さて、上記にあげた東京労働局からは、新VDT作業ガイドラインのポイント(https://jsite.mhlw.go.jp/tokyo-roudoukyoku/jirei_toukei/anzen_eisei/toukei/anzen-vdt.html 参照)がでており、こちらでは作業の環境の管理と作業時間についての推奨がされていて、端的にまとめると

 1,作業環境管理について:室内は、できるだけ明暗の対照が著しくなく、かつ、まぶしさを生じさせないようにしてディスプレイの照度は500ルクス以下にしつつ、画面は反射予防に留意する。

 2,作業時間管理基準について:1時間以上の連続作業をする場合は、作業間に10-15分の休止をもうける。

等となっています。これらは労働環境衛生に関わる問題ですので、会社が積極的に是正できるように環境を整えて下さいという勧告になっているわけです。

では、個人レベルで眼精疲労をどうやって予防するかという点で、VDT作業に対して大事なのは姿勢ですので、私なりの解説をしてゆきましょう。

●モニターについて

1,モニターまでの距離は40-50㎝ → 近すぎると調節力を使うため、眼精疲労の原因となります。また、適切な距離を置くことで猫背になることを防ぎ、背筋などの緊張を緩和します。
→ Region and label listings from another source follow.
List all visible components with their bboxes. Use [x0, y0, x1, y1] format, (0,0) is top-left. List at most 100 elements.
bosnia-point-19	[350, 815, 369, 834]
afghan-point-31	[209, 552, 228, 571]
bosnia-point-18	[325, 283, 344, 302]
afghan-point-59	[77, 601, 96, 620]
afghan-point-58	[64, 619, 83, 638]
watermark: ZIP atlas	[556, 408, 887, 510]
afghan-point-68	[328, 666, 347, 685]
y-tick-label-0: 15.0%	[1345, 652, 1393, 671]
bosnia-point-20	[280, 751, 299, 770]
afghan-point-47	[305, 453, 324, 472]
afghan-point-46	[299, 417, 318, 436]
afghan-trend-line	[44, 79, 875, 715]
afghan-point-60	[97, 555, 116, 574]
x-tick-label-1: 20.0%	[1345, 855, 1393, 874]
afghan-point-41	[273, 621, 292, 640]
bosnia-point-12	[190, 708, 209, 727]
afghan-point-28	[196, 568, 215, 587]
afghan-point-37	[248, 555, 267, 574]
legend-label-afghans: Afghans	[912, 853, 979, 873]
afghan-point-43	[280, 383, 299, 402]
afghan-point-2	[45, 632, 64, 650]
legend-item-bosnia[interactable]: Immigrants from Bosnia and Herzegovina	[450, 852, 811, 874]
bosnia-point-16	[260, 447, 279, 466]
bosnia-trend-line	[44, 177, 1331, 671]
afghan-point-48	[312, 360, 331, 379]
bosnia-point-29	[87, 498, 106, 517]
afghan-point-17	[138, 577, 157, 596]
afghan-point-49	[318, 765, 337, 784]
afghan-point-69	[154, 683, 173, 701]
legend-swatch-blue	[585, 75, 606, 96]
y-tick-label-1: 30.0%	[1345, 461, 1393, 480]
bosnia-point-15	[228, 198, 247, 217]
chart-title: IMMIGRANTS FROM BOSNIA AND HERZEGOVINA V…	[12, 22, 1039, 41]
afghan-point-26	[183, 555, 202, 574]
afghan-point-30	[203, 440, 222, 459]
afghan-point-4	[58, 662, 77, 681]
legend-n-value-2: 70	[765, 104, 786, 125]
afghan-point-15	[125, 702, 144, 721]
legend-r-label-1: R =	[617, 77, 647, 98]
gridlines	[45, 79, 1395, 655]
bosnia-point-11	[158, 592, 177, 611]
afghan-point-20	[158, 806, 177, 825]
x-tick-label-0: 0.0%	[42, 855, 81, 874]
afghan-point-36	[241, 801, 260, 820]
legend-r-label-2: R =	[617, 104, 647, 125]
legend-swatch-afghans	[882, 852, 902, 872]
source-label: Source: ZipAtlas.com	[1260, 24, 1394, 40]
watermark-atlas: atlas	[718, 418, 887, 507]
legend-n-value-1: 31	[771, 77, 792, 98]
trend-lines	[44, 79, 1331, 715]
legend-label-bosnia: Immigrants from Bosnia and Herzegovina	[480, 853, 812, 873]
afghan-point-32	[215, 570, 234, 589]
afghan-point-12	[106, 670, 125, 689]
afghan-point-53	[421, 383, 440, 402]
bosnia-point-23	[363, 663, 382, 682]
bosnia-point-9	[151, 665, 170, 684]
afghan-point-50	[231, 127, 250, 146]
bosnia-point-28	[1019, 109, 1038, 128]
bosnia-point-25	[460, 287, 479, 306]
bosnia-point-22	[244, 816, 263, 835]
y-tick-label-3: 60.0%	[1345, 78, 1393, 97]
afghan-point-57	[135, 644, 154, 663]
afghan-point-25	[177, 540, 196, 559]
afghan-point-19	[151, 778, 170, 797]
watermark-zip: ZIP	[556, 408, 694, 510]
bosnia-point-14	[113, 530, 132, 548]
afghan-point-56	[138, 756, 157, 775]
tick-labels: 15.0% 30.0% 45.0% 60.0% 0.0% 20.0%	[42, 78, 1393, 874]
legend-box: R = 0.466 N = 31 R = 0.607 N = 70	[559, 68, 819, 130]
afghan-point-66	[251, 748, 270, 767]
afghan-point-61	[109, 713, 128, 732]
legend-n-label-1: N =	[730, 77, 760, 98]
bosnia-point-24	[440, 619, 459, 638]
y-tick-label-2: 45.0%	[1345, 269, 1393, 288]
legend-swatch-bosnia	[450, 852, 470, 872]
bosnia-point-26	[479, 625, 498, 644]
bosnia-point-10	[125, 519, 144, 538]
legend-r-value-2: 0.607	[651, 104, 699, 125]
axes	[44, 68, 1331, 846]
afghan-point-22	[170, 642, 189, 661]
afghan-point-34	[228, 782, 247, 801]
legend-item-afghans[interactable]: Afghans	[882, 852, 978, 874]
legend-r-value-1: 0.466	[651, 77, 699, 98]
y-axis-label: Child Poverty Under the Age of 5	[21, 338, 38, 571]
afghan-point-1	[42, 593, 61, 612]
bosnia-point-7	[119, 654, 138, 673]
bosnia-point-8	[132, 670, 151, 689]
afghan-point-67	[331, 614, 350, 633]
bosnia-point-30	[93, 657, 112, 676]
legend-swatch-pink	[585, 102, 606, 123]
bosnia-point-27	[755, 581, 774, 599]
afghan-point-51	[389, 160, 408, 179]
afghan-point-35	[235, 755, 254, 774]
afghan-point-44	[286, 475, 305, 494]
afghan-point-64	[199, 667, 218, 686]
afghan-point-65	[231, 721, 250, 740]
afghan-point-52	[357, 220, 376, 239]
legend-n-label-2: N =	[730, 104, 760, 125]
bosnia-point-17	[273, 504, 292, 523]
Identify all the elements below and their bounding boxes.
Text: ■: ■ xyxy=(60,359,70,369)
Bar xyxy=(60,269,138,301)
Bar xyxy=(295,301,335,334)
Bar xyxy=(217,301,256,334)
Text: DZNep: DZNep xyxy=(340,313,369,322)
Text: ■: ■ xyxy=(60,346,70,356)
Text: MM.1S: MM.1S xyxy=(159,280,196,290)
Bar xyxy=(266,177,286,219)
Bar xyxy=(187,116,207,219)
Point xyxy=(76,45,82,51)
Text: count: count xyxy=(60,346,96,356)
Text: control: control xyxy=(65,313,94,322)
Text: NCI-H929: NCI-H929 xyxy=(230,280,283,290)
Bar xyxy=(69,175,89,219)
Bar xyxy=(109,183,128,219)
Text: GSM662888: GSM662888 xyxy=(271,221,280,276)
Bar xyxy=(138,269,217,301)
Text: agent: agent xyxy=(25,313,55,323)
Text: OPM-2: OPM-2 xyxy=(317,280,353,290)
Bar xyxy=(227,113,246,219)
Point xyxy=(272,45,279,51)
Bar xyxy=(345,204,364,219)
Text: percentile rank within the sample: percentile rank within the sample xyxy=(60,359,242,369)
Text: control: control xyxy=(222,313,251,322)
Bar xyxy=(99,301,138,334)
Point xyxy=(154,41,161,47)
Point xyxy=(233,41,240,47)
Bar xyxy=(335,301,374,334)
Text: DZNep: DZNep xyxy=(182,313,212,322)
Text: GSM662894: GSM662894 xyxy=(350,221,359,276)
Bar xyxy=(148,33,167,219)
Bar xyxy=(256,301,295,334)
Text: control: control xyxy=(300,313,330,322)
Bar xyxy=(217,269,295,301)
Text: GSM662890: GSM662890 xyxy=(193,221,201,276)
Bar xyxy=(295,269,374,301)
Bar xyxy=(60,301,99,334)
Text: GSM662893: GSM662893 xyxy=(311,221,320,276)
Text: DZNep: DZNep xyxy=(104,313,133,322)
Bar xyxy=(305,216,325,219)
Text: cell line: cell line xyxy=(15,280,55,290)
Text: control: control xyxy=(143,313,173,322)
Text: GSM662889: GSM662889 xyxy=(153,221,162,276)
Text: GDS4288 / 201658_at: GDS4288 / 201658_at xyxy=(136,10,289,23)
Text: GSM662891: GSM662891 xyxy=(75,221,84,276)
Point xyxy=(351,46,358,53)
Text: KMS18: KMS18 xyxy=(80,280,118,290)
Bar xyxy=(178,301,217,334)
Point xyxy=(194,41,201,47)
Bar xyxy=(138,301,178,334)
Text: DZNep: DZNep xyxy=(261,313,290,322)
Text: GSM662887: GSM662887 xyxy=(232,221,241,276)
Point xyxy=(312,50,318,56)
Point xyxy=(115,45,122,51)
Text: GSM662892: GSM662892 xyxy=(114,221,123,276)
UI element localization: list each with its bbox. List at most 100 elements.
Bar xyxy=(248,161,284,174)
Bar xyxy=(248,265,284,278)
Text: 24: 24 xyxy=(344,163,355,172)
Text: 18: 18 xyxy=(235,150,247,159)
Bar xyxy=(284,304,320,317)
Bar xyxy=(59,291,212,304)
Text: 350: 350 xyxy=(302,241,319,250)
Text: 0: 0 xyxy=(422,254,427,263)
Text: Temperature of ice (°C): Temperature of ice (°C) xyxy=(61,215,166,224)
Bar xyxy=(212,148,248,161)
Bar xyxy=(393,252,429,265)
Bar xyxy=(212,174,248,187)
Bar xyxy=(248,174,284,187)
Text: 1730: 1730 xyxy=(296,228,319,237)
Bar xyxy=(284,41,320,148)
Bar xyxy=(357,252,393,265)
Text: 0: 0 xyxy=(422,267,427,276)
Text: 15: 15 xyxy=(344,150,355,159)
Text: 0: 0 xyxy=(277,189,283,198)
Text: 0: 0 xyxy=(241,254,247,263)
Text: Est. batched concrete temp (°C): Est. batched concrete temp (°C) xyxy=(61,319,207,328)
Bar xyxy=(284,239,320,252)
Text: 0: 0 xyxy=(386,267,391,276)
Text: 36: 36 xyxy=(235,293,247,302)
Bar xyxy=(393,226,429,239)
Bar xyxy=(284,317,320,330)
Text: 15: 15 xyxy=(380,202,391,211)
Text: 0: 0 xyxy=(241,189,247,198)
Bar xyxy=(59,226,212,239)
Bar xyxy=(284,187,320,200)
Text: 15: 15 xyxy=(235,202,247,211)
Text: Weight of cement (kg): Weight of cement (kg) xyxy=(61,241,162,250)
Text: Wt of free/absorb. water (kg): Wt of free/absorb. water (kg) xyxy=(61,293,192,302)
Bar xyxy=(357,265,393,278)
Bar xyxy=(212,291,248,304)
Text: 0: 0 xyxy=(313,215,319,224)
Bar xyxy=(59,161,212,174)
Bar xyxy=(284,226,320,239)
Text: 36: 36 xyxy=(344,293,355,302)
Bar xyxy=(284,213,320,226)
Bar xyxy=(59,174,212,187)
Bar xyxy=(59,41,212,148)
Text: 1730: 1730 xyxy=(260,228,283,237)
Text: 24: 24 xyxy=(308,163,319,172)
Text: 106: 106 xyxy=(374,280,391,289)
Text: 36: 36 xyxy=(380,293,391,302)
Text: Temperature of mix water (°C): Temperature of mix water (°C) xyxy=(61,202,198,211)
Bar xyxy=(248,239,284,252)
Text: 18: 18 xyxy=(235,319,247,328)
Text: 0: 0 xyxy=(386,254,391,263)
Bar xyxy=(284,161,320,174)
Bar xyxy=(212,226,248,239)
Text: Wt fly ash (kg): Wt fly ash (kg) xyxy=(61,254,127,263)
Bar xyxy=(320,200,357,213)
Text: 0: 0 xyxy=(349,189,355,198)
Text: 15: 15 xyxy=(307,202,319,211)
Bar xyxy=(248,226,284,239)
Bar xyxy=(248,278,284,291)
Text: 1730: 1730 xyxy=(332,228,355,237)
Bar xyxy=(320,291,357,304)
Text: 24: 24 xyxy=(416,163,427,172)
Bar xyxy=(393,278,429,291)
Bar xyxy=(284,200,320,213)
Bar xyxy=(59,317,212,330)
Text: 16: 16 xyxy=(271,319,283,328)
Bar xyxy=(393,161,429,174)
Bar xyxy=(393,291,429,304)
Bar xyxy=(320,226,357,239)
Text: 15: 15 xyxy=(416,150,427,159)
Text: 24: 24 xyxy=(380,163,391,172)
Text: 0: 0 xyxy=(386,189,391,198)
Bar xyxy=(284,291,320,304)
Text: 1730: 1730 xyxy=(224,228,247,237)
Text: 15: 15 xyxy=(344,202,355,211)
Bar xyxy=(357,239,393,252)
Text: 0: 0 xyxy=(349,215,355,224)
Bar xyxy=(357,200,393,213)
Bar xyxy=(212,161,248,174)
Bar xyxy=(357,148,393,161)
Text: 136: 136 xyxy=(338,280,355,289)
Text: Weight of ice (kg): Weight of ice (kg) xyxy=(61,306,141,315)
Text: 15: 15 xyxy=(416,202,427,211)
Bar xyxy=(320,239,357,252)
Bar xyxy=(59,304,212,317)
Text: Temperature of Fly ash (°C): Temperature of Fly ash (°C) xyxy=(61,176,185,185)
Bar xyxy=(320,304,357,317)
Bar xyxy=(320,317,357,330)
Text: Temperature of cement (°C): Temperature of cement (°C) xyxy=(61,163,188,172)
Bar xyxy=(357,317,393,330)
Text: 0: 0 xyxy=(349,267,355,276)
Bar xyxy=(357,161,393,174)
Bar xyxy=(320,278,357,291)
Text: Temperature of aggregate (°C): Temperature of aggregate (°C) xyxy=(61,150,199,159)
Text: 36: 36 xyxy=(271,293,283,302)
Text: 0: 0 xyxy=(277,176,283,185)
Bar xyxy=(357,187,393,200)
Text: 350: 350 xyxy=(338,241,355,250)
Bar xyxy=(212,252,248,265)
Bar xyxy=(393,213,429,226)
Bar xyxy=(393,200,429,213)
2,モニター画面は水辺線よりやや下に設置する → モニターが水平以上の場合は、目を開け続けることになり、それによりドライアイを引きを起こしやすくなるため、やや下がおすすめです。

●姿勢について

3,肘の角度は90度 → 肘を生理的に楽な位置に置くことで肩こりを予防

4,両足はしっかり床に付いている姿勢を椅子で調節 → 正しく足を地につけておくことで、余計な力がかからず、疲れが出にくくなる。

5,背筋をぴんと伸ばして猫背にならない → 姿勢を正すことで、肩こり、腰痛を防ぎ、肩こり等からくる筋緊張性頭痛を予防できる。

というところです。ほかにも、長時間作業の後はストレッチをして体をほぐしたり、パソコンで使用する文字のフォントサイズを大きくしたりすることでも、眼精疲労を軽減させらえるとも考えられます。

皆様パソコン作業大変かと思いますが、適度に休息をとって、お仕事がんばって下さいね。